The Other Charlotte blogged last week on the feminist establishment’s antipathy to war–except when it comes to sending women soldiers to the front lines so they  can have their limbs blown off. Then our rad-fem pals are all for fightin’. (See TOC’s A Sobering New Reality: Women and War, April 29.)


Fellow winger-blogstress Bookworm Room adds some thoughts on this subject:


“If a society faces extinction, it makes sense for everyone — men and women — to pitch in to fight. Absent that circumstance, if a society wishes to remain viable, it makes no sense whatsoever to pitch women into battle.


“Biologically speaking, if only one man comes back from a war to join with a few surviving (and fertile) women, they can theoretically repopulate the world. However, imagine one woman coming back to several men. Add the risks of her infertility and her death in childbirth to the slow rate at which women can reproduce, and it’s fairly dicey whether the their little group will survive. Biological reality therefore argues against the wholesale use of women in combat.”


Good observation–although I hope we never get down to the last man on earth. What if he had hair plugs or trimmed his nails at the breakfast table? We might never get the world repopulated!
 
Finally, reader R.C. weighs in on the feminist jihad against a stainless steel sculpture of a torso of a naked woman (it’s a sex object!) planned for a traffic circle in Venice, Calif. (see The Latest Feminist Cause: Banning Nude Statues, April 22.) R.C. writes: 
 
“Horrors! The feminists having the vapors over nude statuary are in danger of falling into bed (tee hee, snort) with John Ashcroft.”


Yes, it’s ironic that the Ashcroft-loathing rad-fems feel the same way about the Venice Torso as the former attorney general felt about the bare-breasted torso of Lady Justice in his department.


I’ve got to say, though, that Ashcroft and the other evangelical Christians have a point: They recognize that naturalistic sculptures of lovely naked women can’t help being erotic. That’s why, in Greek and Roman times, Venus, the goddess of love, was regularly depicted in the nude but chaste goddesses such as Diana and Minerva weren’t. It means that context is all-important. A nude sculpture might be just the thing for a private art collection but would be highly out of place in most public venues.
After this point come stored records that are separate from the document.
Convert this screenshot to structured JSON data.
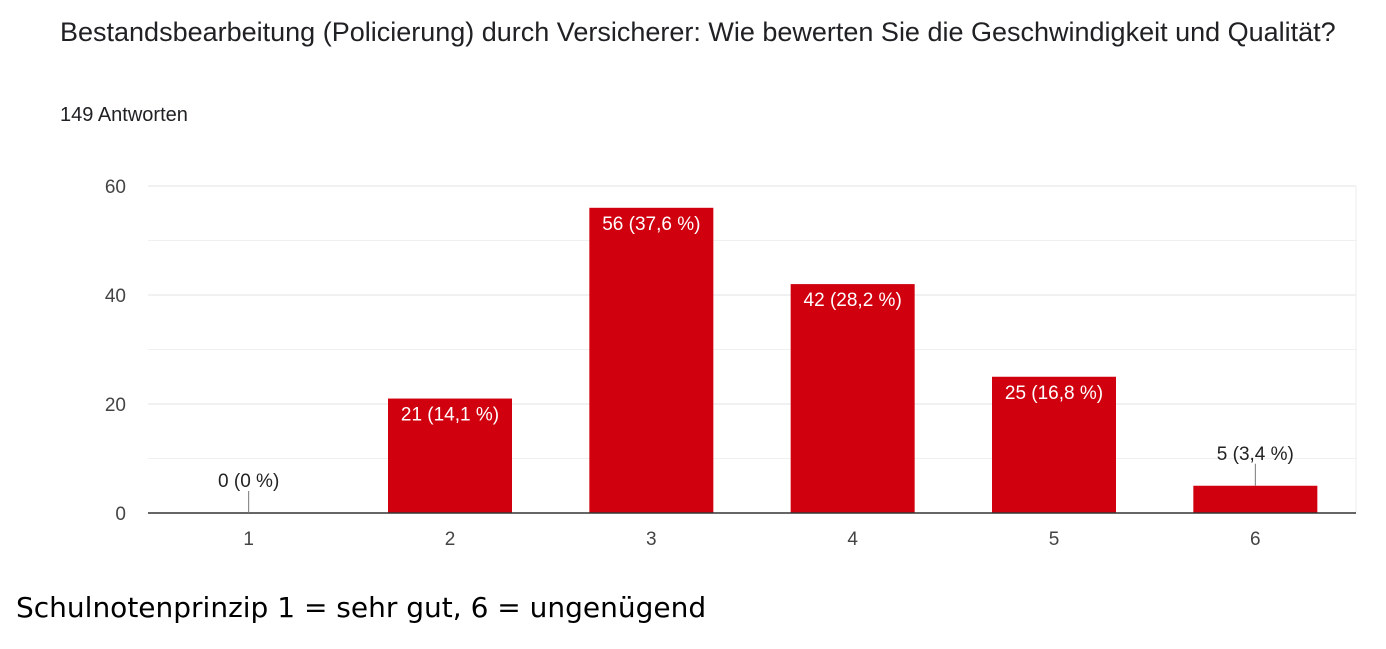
{
  "header": {
    "title": "Bestandsbearbeitung (Policierung) durch Versicherer: Wie bewerten Sie die Geschwindigkeit und Qualität?",
    "response_count": "149 Antworten"
  },
  "footnote": "Schulnotenprinzip 1 = sehr gut, 6 = ungenügend",
  "colors": {
    "bar": "#d0000e",
    "grid": "#e6e6e6",
    "axis": "#333333",
    "tick_text": "#444444",
    "inside_label": "#ffffff",
    "outside_label": "#222222"
  },
  "chart_data": {
    "type": "bar",
    "categories": [
      "1",
      "2",
      "3",
      "4",
      "5",
      "6"
    ],
    "values": [
      0,
      21,
      56,
      42,
      25,
      5
    ],
    "data_labels": [
      "0 (0 %)",
      "21 (14,1 %)",
      "56 (37,6 %)",
      "42 (28,2 %)",
      "25 (16,8 %)",
      "5 (3,4 %)"
    ],
    "yticks": [
      0,
      20,
      40,
      60
    ],
    "ylim": [
      0,
      60
    ],
    "minor_grid_step": 10,
    "grid": true,
    "legend": "none",
    "xlabel": "",
    "ylabel": ""
  }
}
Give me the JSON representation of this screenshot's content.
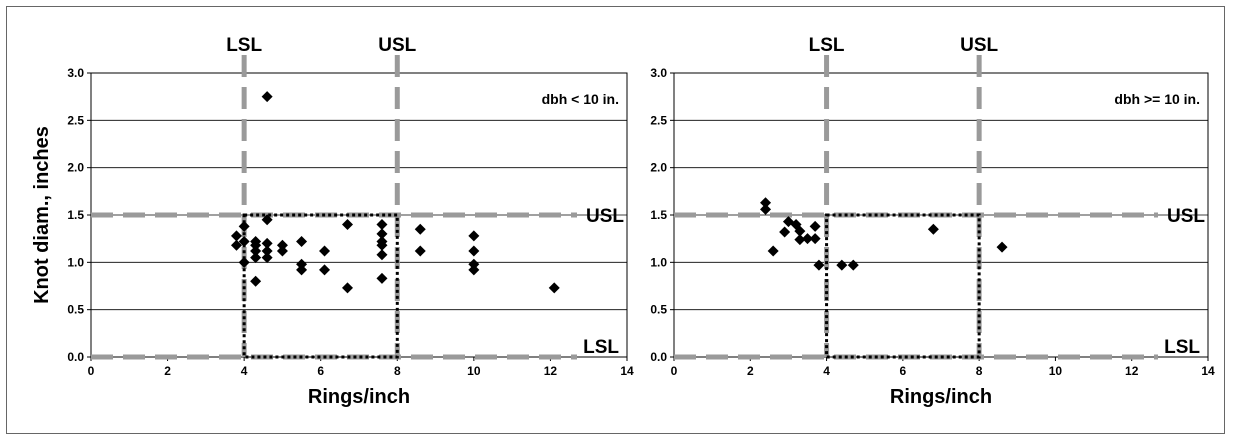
{
  "chart_data": [
    {
      "type": "scatter",
      "annotation": "dbh < 10 in.",
      "xlabel": "Rings/inch",
      "ylabel": "Knot diam., inches",
      "xlim": [
        0,
        14
      ],
      "ylim": [
        0,
        3.0
      ],
      "xticks": [
        "0",
        "2",
        "4",
        "6",
        "8",
        "10",
        "12",
        "14"
      ],
      "yticks": [
        "0.0",
        "0.5",
        "1.0",
        "1.5",
        "2.0",
        "2.5",
        "3.0"
      ],
      "grid": "horizontal",
      "spec_limits": {
        "x_lsl": 4,
        "x_usl": 8,
        "y_lsl": 0,
        "y_usl": 1.5,
        "lsl_label": "LSL",
        "usl_label": "USL"
      },
      "spec_box": {
        "x": [
          4,
          8
        ],
        "y": [
          0,
          1.5
        ]
      },
      "points": [
        [
          3.8,
          1.28
        ],
        [
          3.8,
          1.18
        ],
        [
          4.0,
          1.38
        ],
        [
          4.0,
          1.0
        ],
        [
          4.0,
          1.22
        ],
        [
          4.3,
          1.22
        ],
        [
          4.3,
          1.12
        ],
        [
          4.3,
          1.05
        ],
        [
          4.3,
          0.8
        ],
        [
          4.3,
          1.18
        ],
        [
          4.6,
          1.45
        ],
        [
          4.6,
          1.2
        ],
        [
          4.6,
          1.12
        ],
        [
          4.6,
          1.05
        ],
        [
          4.6,
          2.75
        ],
        [
          5.0,
          1.18
        ],
        [
          5.0,
          1.12
        ],
        [
          5.5,
          1.22
        ],
        [
          5.5,
          0.98
        ],
        [
          5.5,
          0.92
        ],
        [
          6.1,
          1.12
        ],
        [
          6.1,
          0.92
        ],
        [
          6.7,
          1.4
        ],
        [
          6.7,
          0.73
        ],
        [
          7.6,
          1.4
        ],
        [
          7.6,
          1.3
        ],
        [
          7.6,
          1.22
        ],
        [
          7.6,
          1.18
        ],
        [
          7.6,
          1.08
        ],
        [
          7.6,
          0.83
        ],
        [
          8.6,
          1.35
        ],
        [
          8.6,
          1.12
        ],
        [
          10.0,
          1.28
        ],
        [
          10.0,
          1.12
        ],
        [
          10.0,
          0.98
        ],
        [
          10.0,
          0.92
        ],
        [
          12.1,
          0.73
        ]
      ]
    },
    {
      "type": "scatter",
      "annotation": "dbh >= 10 in.",
      "xlabel": "Rings/inch",
      "ylabel": "",
      "xlim": [
        0,
        14
      ],
      "ylim": [
        0,
        3.0
      ],
      "xticks": [
        "0",
        "2",
        "4",
        "6",
        "8",
        "10",
        "12",
        "14"
      ],
      "yticks": [
        "0.0",
        "0.5",
        "1.0",
        "1.5",
        "2.0",
        "2.5",
        "3.0"
      ],
      "grid": "horizontal",
      "spec_limits": {
        "x_lsl": 4,
        "x_usl": 8,
        "y_lsl": 0,
        "y_usl": 1.5,
        "lsl_label": "LSL",
        "usl_label": "USL"
      },
      "spec_box": {
        "x": [
          4,
          8
        ],
        "y": [
          0,
          1.5
        ]
      },
      "points": [
        [
          2.4,
          1.63
        ],
        [
          2.4,
          1.56
        ],
        [
          2.6,
          1.12
        ],
        [
          2.9,
          1.32
        ],
        [
          3.0,
          1.43
        ],
        [
          3.2,
          1.4
        ],
        [
          3.3,
          1.24
        ],
        [
          3.3,
          1.33
        ],
        [
          3.5,
          1.25
        ],
        [
          3.7,
          1.25
        ],
        [
          3.7,
          1.38
        ],
        [
          3.8,
          0.97
        ],
        [
          4.4,
          0.97
        ],
        [
          4.7,
          0.97
        ],
        [
          6.8,
          1.35
        ],
        [
          8.6,
          1.16
        ]
      ]
    }
  ]
}
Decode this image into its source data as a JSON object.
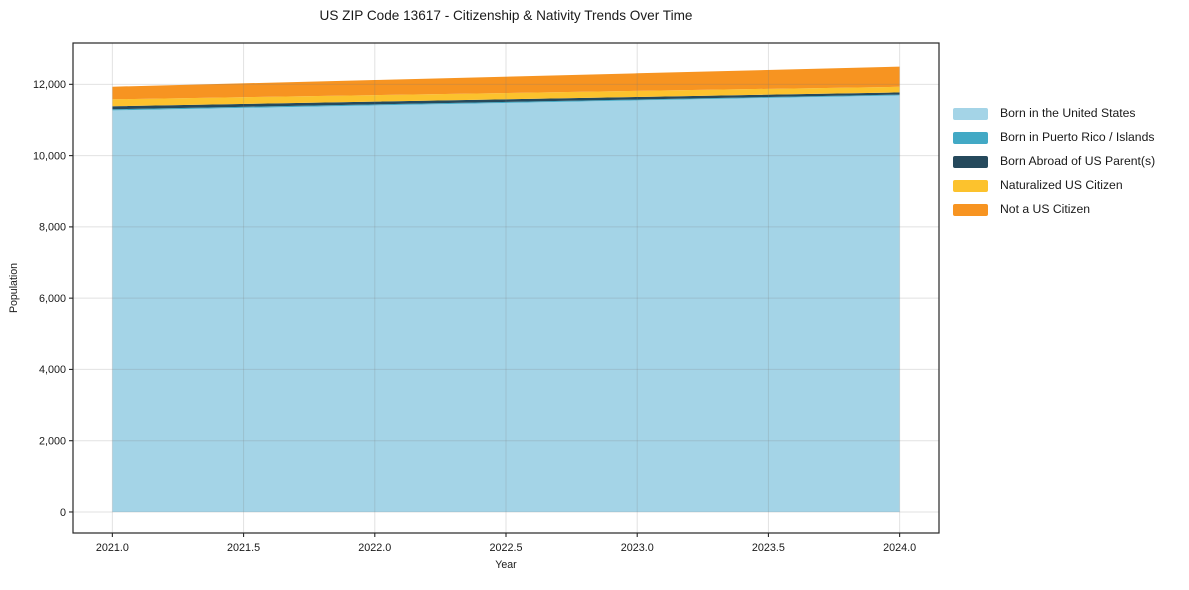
{
  "chart_data": {
    "type": "area",
    "stacked": true,
    "title": "US ZIP Code 13617 - Citizenship & Nativity Trends Over Time",
    "xlabel": "Year",
    "ylabel": "Population",
    "x": [
      2021,
      2022,
      2023,
      2024
    ],
    "series": [
      {
        "name": "Born in the United States",
        "color": "#a4d4e7",
        "values": [
          11270,
          11410,
          11550,
          11690
        ]
      },
      {
        "name": "Born in Puerto Rico / Islands",
        "color": "#42a9c5",
        "values": [
          30,
          27,
          24,
          21
        ]
      },
      {
        "name": "Born Abroad of US Parent(s)",
        "color": "#25495c",
        "values": [
          85,
          78,
          71,
          64
        ]
      },
      {
        "name": "Naturalized US Citizen",
        "color": "#fcc22d",
        "values": [
          195,
          182,
          170,
          157
        ]
      },
      {
        "name": "Not a US Citizen",
        "color": "#f79421",
        "values": [
          355,
          425,
          495,
          565
        ]
      }
    ],
    "xticks": [
      2021.0,
      2021.5,
      2022.0,
      2022.5,
      2023.0,
      2023.5,
      2024.0
    ],
    "xtick_labels": [
      "2021.0",
      "2021.5",
      "2022.0",
      "2022.5",
      "2023.0",
      "2023.5",
      "2024.0"
    ],
    "yticks": [
      0,
      2000,
      4000,
      6000,
      8000,
      10000,
      12000
    ],
    "ytick_labels": [
      "0",
      "2,000",
      "4,000",
      "6,000",
      "8,000",
      "10,000",
      "12,000"
    ],
    "xlim": [
      2020.85,
      2024.15
    ],
    "ylim": [
      -590,
      13160
    ],
    "grid": true,
    "legend_position": "right-outside"
  }
}
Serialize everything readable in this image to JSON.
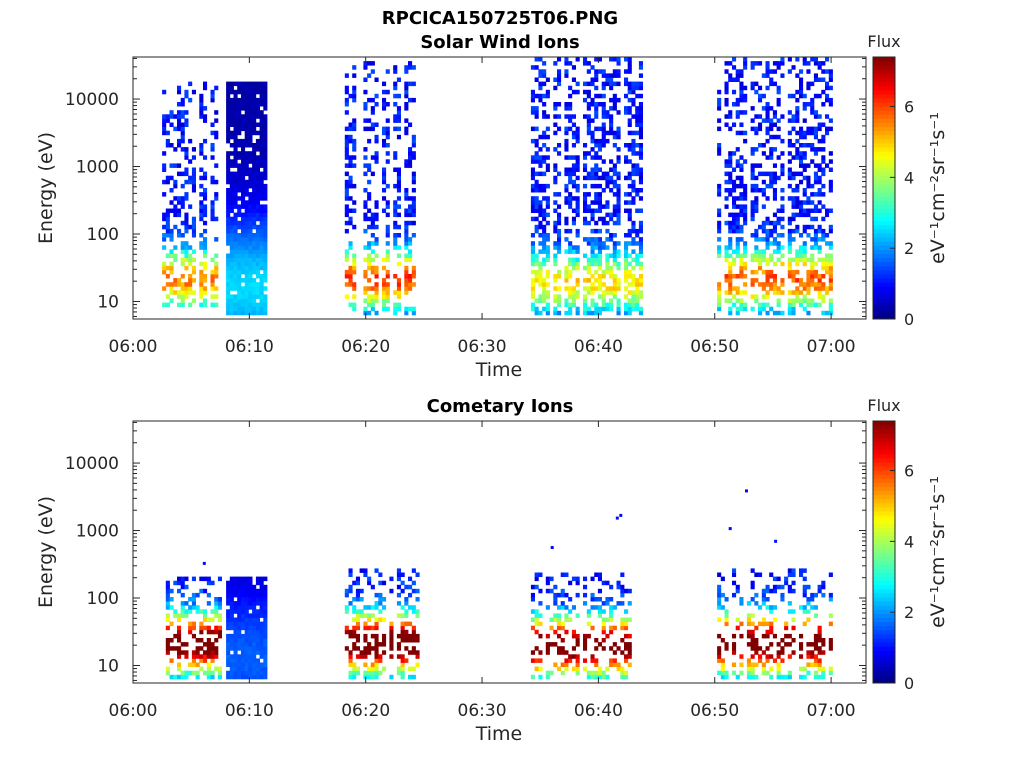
{
  "figure_title": "RPCICA150725T06.PNG",
  "colorbar": {
    "title": "Flux",
    "label": "eV⁻¹cm⁻²sr⁻¹s⁻¹",
    "range": [
      0,
      7.4
    ],
    "ticks": [
      0,
      2,
      4,
      6
    ],
    "colormap": "jet"
  },
  "chart_data": [
    {
      "type": "heatmap",
      "title": "Solar Wind Ions",
      "xlabel": "Time",
      "ylabel": "Energy (eV)",
      "yscale": "log",
      "xlim": [
        "06:00",
        "07:03"
      ],
      "ylim": [
        5.5,
        42000
      ],
      "xticks": [
        "06:00",
        "06:10",
        "06:20",
        "06:30",
        "06:40",
        "06:50",
        "07:00"
      ],
      "yticks": [
        "10",
        "100",
        "1000",
        "10000"
      ],
      "bursts": [
        {
          "start": "06:02.5",
          "end": "06:07.3",
          "emin": 8,
          "emax": 18000,
          "peak_energy": 20,
          "peak_flux": 4.5,
          "density": 0.6
        },
        {
          "start": "06:08.0",
          "end": "06:11.3",
          "emin": 6,
          "emax": 18000,
          "peak_energy": 15,
          "peak_flux": 2.2,
          "density": 0.9,
          "solid": true
        },
        {
          "start": "06:18.2",
          "end": "06:24.5",
          "emin": 6,
          "emax": 35000,
          "peak_energy": 20,
          "peak_flux": 5.0,
          "density": 0.6
        },
        {
          "start": "06:34.2",
          "end": "06:43.7",
          "emin": 6,
          "emax": 40000,
          "peak_energy": 18,
          "peak_flux": 3.8,
          "density": 0.7
        },
        {
          "start": "06:50.2",
          "end": "06:59.9",
          "emin": 6,
          "emax": 38000,
          "peak_energy": 20,
          "peak_flux": 4.8,
          "density": 0.65
        }
      ]
    },
    {
      "type": "heatmap",
      "title": "Cometary Ions",
      "xlabel": "Time",
      "ylabel": "Energy (eV)",
      "yscale": "log",
      "xlim": [
        "06:00",
        "07:03"
      ],
      "ylim": [
        5.5,
        42000
      ],
      "xticks": [
        "06:00",
        "06:10",
        "06:20",
        "06:30",
        "06:40",
        "06:50",
        "07:00"
      ],
      "yticks": [
        "10",
        "100",
        "1000",
        "10000"
      ],
      "bursts": [
        {
          "start": "06:02.5",
          "end": "06:07.6",
          "emin": 6,
          "emax": 200,
          "peak_energy": 20,
          "peak_flux": 7.0,
          "density": 0.7
        },
        {
          "start": "06:08.0",
          "end": "06:11.3",
          "emin": 6,
          "emax": 200,
          "peak_energy": 12,
          "peak_flux": 1.3,
          "density": 0.95,
          "solid": true
        },
        {
          "start": "06:18.2",
          "end": "06:24.5",
          "emin": 6,
          "emax": 250,
          "peak_energy": 20,
          "peak_flux": 7.2,
          "density": 0.6
        },
        {
          "start": "06:34.2",
          "end": "06:43.7",
          "emin": 6,
          "emax": 220,
          "peak_energy": 18,
          "peak_flux": 6.8,
          "density": 0.55
        },
        {
          "start": "06:50.2",
          "end": "06:59.9",
          "emin": 6,
          "emax": 240,
          "peak_energy": 20,
          "peak_flux": 7.0,
          "density": 0.55
        }
      ],
      "isolated_points": [
        {
          "time": "06:06.0",
          "energy": 320,
          "flux": 1.0
        },
        {
          "time": "06:35.9",
          "energy": 550,
          "flux": 1.0
        },
        {
          "time": "06:41.5",
          "energy": 1500,
          "flux": 1.0
        },
        {
          "time": "06:41.8",
          "energy": 1650,
          "flux": 1.0
        },
        {
          "time": "06:51.2",
          "energy": 1050,
          "flux": 1.0
        },
        {
          "time": "06:52.6",
          "energy": 3800,
          "flux": 1.0
        },
        {
          "time": "06:55.1",
          "energy": 680,
          "flux": 1.0
        }
      ]
    }
  ]
}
And even the most skillfully painted or sculpted female nude has a way of making a place look like a bordello real fast.


In our politically correct time we tend to see nude sculpture as an either-or proposition: We’re either good First Amendment types and we’re for it–because it’s art and besides, what’s wrong with the human body? Or we’re good feminists and we’re against  it because it “objectifies” women or whatever the rad-fems say. We don’t consider the fact that art has the power to arouse our passions as well as our critical facilities and our ideologies.


Sure, some religious types are overly sensitive to this arousal of passions and thus perhaps overly censorious. But I can understand why they might not want a nude statue placed next to a church or behind a cabinet secretary during a press conference. As you’re fighting bumper-to-bumper beach-bound traffic in Venice, Calif., however, a stainless steel nekkid lady might be exactly what you need to cheer you up.